Dans un nouvel article que nous avons publié en collaboration avec Pedro Miranda de l’Université de Ponta Grossa au Brésil, nous avons utilisé une approche similaire pour examiner la société dépeinte dans l’autre poème classique d’Homère, L’Odyssée. Homère était un poète de la Grèce antique au huitième siècle avant Jésus-Christ. L’Odyssée, qui est en partie une suite de l’Iliade, raconte l’histoire d’un héros ingénieux, Ulysse, qui a participé à la guerre de Troie. Après sa victoire avec les Grecs, il est maudit par les dieux à cause de son orgueil. Il est contraint de passer dix ans de sa vie à essayer de rentrer chez lui, en affrontant une troupe de monstres, de sorcières, de bêtes et de cannibales ; et son propre terrible sentiment de désolation.

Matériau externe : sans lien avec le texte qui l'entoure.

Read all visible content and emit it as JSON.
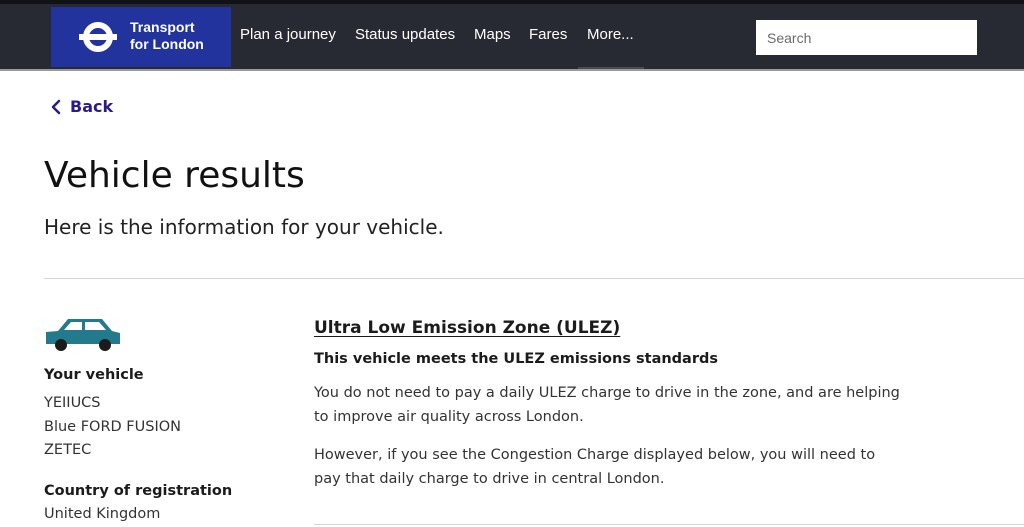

Comme L’Iliade, L’Odyssée est une synthèse des histoires orales et des contes les plus pertinents et omniprésents racontés par la civilisation d’Homère. Nous avons développé une méthode pour extraire l’information sociale de l’histoire basée sur les interactions des personnages entre eux – ce fut un effort considérable car dans de nombreux cas, il n’est pas clair dans l’histoire qui parle à qui ; nous avons examiné diverses traductions pour nous assurer que nous n’étions pas trompés dans nos interprétations.

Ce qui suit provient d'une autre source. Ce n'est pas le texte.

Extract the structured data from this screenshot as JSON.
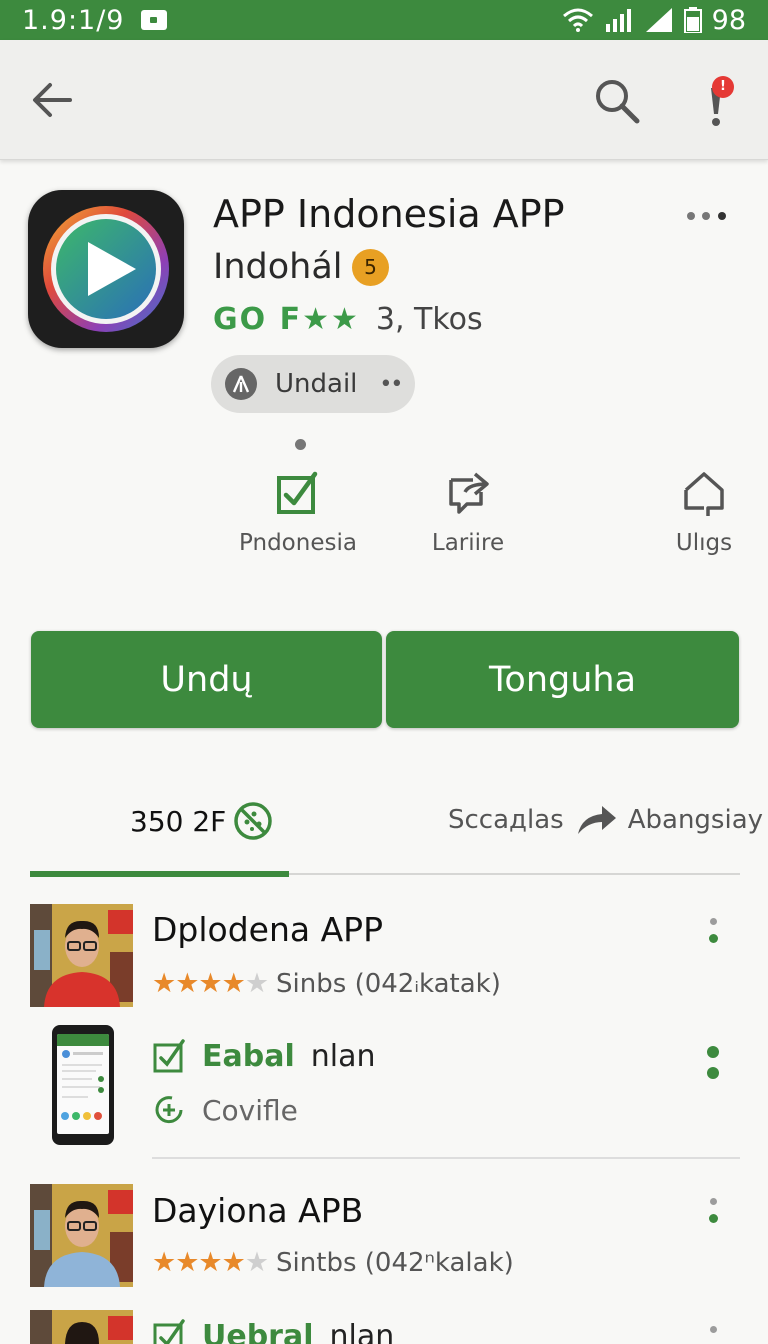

À partir de là, nous avons pu identifier un total de 342 personnages avec 1 747 connexions entre eux, illustrées dans le diagramme ci-dessous. Nous avons analysé ce matériel à l’aide de plusieurs outils dérivés de la théorie des réseaux complexes : des méthodes statistiques pour produire des données sur les caractéristiques du réseau, et des idées sur la tendance des gens à former des cliques qui sont entièrement connectées. Nous avons également comparé ses caractéristiques aux réseaux sur Facebook.
Ce que nous avons trouvé
Nous avons trouvé des preuves substantielles d’une structure sociale « réelle » dans L’Odyssée. Notamment, les personnages de chaque chapitre ou scène décrits dans les 24 livres du poème correspondaient presque précisément aux cliques des réseaux de la vie réelle. Cela nous a amenés à nous demander : Homère avait-il une compréhension profonde des réseaux, ou bien a-t-il copié ailleurs des détails clés sur ses personnages et leurs interactions ?

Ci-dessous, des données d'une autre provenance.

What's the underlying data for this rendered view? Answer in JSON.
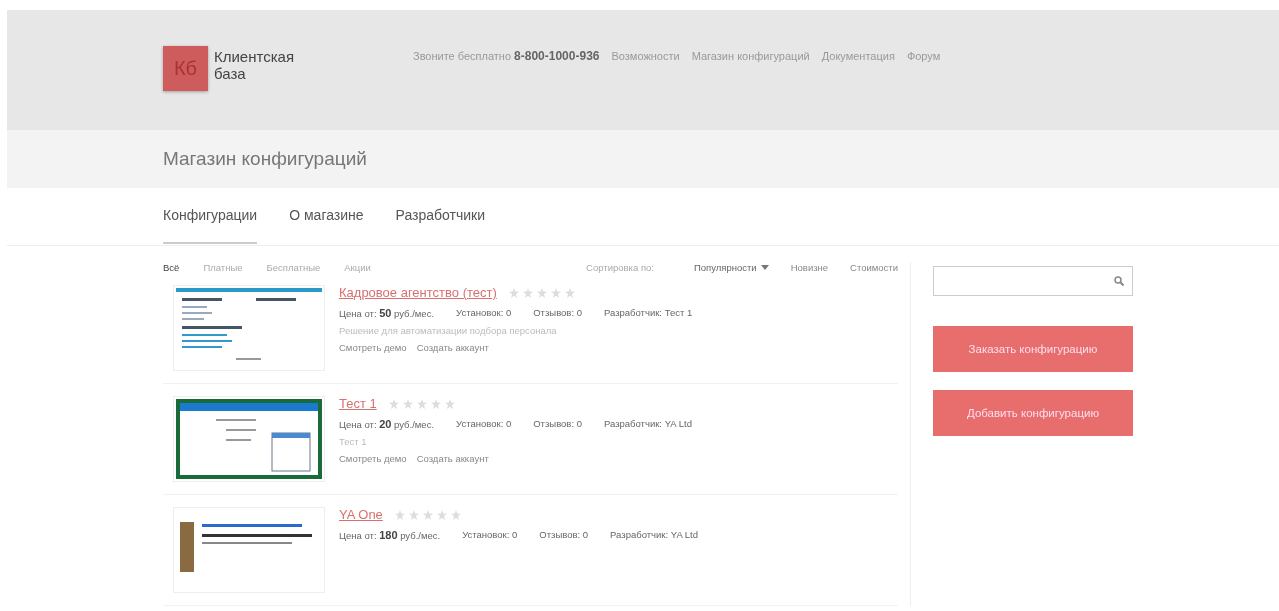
{
  "header": {
    "logo": {
      "mark": "Кб",
      "name_line_1": "Клиентская",
      "name_line_2": "база"
    },
    "phone_label": "Звоните бесплатно",
    "phone": "8-800-1000-936",
    "nav": [
      {
        "label": "Возможности"
      },
      {
        "label": "Магазин конфигураций"
      },
      {
        "label": "Документация"
      },
      {
        "label": "Форум"
      }
    ]
  },
  "page_title": "Магазин конфигураций",
  "tabs": [
    {
      "label": "Конфигурации",
      "selected": true
    },
    {
      "label": "О магазине",
      "selected": false
    },
    {
      "label": "Разработчики",
      "selected": false
    }
  ],
  "filters": [
    {
      "label": "Всё",
      "selected": true
    },
    {
      "label": "Платные",
      "selected": false
    },
    {
      "label": "Бесплатные",
      "selected": false
    },
    {
      "label": "Акции",
      "selected": false
    }
  ],
  "sort": {
    "label": "Сортировка по:",
    "options": [
      {
        "label": "Популярности",
        "selected": true
      },
      {
        "label": "Новизне",
        "selected": false
      },
      {
        "label": "Стоимости",
        "selected": false
      }
    ]
  },
  "items": [
    {
      "kind": "list",
      "title": "Кадровое агентство (тест)",
      "stars": 0,
      "price_label": "Цена от:",
      "price": "50",
      "price_unit": "руб./мес.",
      "installs": "Установок: 0",
      "reviews": "Отзывов: 0",
      "developer": "Разработчик: Тест 1",
      "description": "Решение для автоматизации подбора персонала",
      "links": [
        "Смотреть демо",
        "Создать аккаунт"
      ]
    },
    {
      "kind": "window",
      "title": "Тест 1",
      "stars": 0,
      "price_label": "Цена от:",
      "price": "20",
      "price_unit": "руб./мес.",
      "installs": "Установок: 0",
      "reviews": "Отзывов: 0",
      "developer": "Разработчик: YA Ltd",
      "description": "Тест 1",
      "links": [
        "Смотреть демо",
        "Создать аккаунт"
      ]
    },
    {
      "kind": "article",
      "title": "YA One",
      "stars": 0,
      "price_label": "Цена от:",
      "price": "180",
      "price_unit": "руб./мес.",
      "installs": "Установок: 0",
      "reviews": "Отзывов: 0",
      "developer": "Разработчик: YA Ltd"
    }
  ],
  "sidebar": {
    "buttons": [
      "Заказать конфигурацию",
      "Добавить конфигурацию"
    ]
  }
}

Pour examiner cela de plus près, nous avons refait l’analyse, en excluant cette fois les personnages mythologiques comme les dieux et les monstres. Le réseau restant était encore plus similaire à ce que l’on pourrait attendre dans la vie réelle. D’autre part, nous avons effectué une analyse qui excluait les personnages humains et conservait les personnages mythologiques, et nous nous sommes retrouvés avec un réseau entièrement fictif. La conclusion évidente est que L’Odyssée est un amalgame de personnages réels et fictifs.
Nous avons également examiné dans quelle mesure certains personnages de l’histoire établissent des connexions de la manière dont on pourrait s’y attendre dans le monde réel. Là encore, la mise en réseau des dieux, héros et bêtes mythologiques qui forment l’assemblée des dieux de l’histoire ne correspondait pas à la façon dont les gens établissent des contacts. Par exemple, ils avaient tendance à interagir avec un nombre anormalement élevé de personnages dans d’autres communautés – affichant le type d’omniprésence que nous pourrions associer à un dieu. En revanche, les personnages humains de l’Odyssée établissaient des connexions d’une manière comparable à celle des personnes sur Facebook aujourd’hui.
Comme c’est souvent le cas dans la fiction, il semble qu’Homère ne racontait pas seulement des histoires mais reflétait des événements et des personnages qui existaient dans la Grèce antique. Cela souligne l’importance historique de ses écrits, et soulève également la possibilité d’utiliser la même technique pour évaluer d’autres œuvres historiques. Ce n’est sûrement qu’une question de temps, par exemple, avant que quelqu’un n’utilise la théorie des réseaux complexes sur la Bible.